The university is planning a multi-pronged response to the oil spill, including a public education initiative. “As a public university, we have a responsibility to educate our constituents in surrounding counties about the possible implications of the oil spill in regard to our environment and public policy issues, such as our nation’s dependence on oil and fossil fuels,” said FIU Vice President for Engagement Divina Grossman.
As part of this educational initiative, FIU will hold a teach-in Saturday, May 15 at 1 p.m. in the Wolfe University Center Ballroom at Biscayne Bay Campus. The event, organized by the School of Environment and Society (SEAS), will bring together a panel of experts from across the university who will provide an overview of the causes of the spill and its potential impact on the habitats and wildlife of South Florida. After addressing these topics, the panel will answer questions from the audience. The event is free and open to the public but a RSVP is recommended. For more information, call 305-919-6000.
An array of faculty members with relevant expertise from FIU academic units and centers – the Southeast Environmental Research Center, SEAS, the Department of Earth and Environment, the Department of Chemistry, the Department of Biological Sciences, the College of Engineering, and the College of Business – will serve as media experts and speak about various issues related to the oil spill.
Research will be another vital component of FIU’s response. “We don’t know if the oil spill will reach this area or what the impact may be, but we want to be prepared,” said Michael Heithaus, director of SEAS. “Teams of our research scientists are heading to the Dry Tortugas and Florida Keys to conduct sampling, which is being coordinated with other universities and agencies.”
The goal of the sampling is to document the current state of ecosystems and water quality in South Florida.
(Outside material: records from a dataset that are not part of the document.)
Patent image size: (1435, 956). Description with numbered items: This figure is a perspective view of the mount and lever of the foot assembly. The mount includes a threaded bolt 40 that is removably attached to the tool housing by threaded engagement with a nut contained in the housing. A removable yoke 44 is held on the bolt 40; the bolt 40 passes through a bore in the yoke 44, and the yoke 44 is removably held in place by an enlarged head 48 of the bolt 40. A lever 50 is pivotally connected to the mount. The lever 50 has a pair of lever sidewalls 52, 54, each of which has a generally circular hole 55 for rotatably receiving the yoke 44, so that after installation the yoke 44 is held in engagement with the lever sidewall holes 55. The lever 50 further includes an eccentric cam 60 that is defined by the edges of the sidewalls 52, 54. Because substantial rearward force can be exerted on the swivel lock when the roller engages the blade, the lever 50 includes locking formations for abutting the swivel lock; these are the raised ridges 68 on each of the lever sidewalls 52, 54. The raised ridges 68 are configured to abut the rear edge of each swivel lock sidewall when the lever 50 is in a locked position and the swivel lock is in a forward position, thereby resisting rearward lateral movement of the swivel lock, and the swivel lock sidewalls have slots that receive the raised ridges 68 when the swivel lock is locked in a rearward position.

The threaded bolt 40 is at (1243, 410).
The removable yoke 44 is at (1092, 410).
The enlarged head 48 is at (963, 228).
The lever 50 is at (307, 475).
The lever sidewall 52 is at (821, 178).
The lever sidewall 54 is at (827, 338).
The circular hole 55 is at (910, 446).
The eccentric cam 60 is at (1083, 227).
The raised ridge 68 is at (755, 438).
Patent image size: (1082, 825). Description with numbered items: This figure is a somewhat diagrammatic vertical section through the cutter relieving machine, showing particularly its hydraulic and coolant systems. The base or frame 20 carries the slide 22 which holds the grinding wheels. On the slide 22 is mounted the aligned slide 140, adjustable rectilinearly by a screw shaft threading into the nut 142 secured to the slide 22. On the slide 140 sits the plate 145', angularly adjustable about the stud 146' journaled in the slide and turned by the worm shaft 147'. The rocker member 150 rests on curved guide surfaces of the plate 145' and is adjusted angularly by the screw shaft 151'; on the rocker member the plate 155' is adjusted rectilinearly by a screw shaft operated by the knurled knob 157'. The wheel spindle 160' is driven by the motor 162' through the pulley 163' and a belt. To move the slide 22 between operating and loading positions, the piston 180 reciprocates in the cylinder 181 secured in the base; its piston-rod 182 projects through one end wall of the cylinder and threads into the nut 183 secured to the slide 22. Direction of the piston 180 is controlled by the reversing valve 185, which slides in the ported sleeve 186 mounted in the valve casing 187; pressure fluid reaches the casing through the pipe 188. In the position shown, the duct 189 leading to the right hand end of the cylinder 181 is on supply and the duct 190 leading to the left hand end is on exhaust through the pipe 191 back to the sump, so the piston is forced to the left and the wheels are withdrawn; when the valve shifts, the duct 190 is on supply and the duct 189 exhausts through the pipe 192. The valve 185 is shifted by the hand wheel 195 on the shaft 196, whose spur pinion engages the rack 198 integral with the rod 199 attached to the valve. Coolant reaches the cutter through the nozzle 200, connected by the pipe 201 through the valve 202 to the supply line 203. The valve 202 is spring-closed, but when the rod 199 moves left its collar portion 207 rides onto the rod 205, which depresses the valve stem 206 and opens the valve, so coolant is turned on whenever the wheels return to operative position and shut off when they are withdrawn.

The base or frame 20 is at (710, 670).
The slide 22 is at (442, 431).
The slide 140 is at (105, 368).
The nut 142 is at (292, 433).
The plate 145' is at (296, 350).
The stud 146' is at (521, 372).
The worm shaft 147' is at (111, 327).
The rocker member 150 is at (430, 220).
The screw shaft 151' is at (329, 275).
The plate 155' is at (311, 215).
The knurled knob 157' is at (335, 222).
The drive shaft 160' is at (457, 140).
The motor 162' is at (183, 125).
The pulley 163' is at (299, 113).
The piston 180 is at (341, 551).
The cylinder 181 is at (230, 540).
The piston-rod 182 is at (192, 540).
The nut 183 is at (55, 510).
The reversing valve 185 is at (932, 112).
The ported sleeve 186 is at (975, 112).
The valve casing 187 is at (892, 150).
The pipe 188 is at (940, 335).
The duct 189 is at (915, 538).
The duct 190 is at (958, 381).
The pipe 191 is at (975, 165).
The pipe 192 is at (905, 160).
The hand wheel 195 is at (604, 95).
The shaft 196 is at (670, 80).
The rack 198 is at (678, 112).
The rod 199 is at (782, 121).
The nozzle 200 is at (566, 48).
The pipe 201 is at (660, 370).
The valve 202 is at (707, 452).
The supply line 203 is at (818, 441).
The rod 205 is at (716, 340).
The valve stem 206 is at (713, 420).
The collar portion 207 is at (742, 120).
If the oil spill reaches this area, these pre-impact assessments will provide vital information that will help scientists to understand and minimize impacts to local ecosystems.
FIU is looking into obtaining a Rapid Response grant from the National Science Foundation to document the current state of mangrove ecosystems in southwest Florida and to continue sampling the potential impacts of the oil spill.
The university is also working in collaboration with colleagues from the University of Florida, other state university system institutions and private colleges as part of the Oil Spill Academic Task Force established by Frank Brogan, Chancellor of the State University System of Florida. The task force aims to provide assistance to local, state and federal agencies that are dealing with the oil spill and its aftermath. Heithaus is serving as FIU’s representative on the task force.
With the environment as one of FIU’s top strategic priorities, the university is committed to finding innovative and effective solutions to the complex environmental problems and playing a leadership role in this crisis. “The oil spill threatens the integrity of the South Florida environment as well as key industries such as fishing and beach tourism,” said Grossman. “It is our responsibility to educate the university community and the public and to engage in research to learn how to prevent this kind of crisis from happening again.”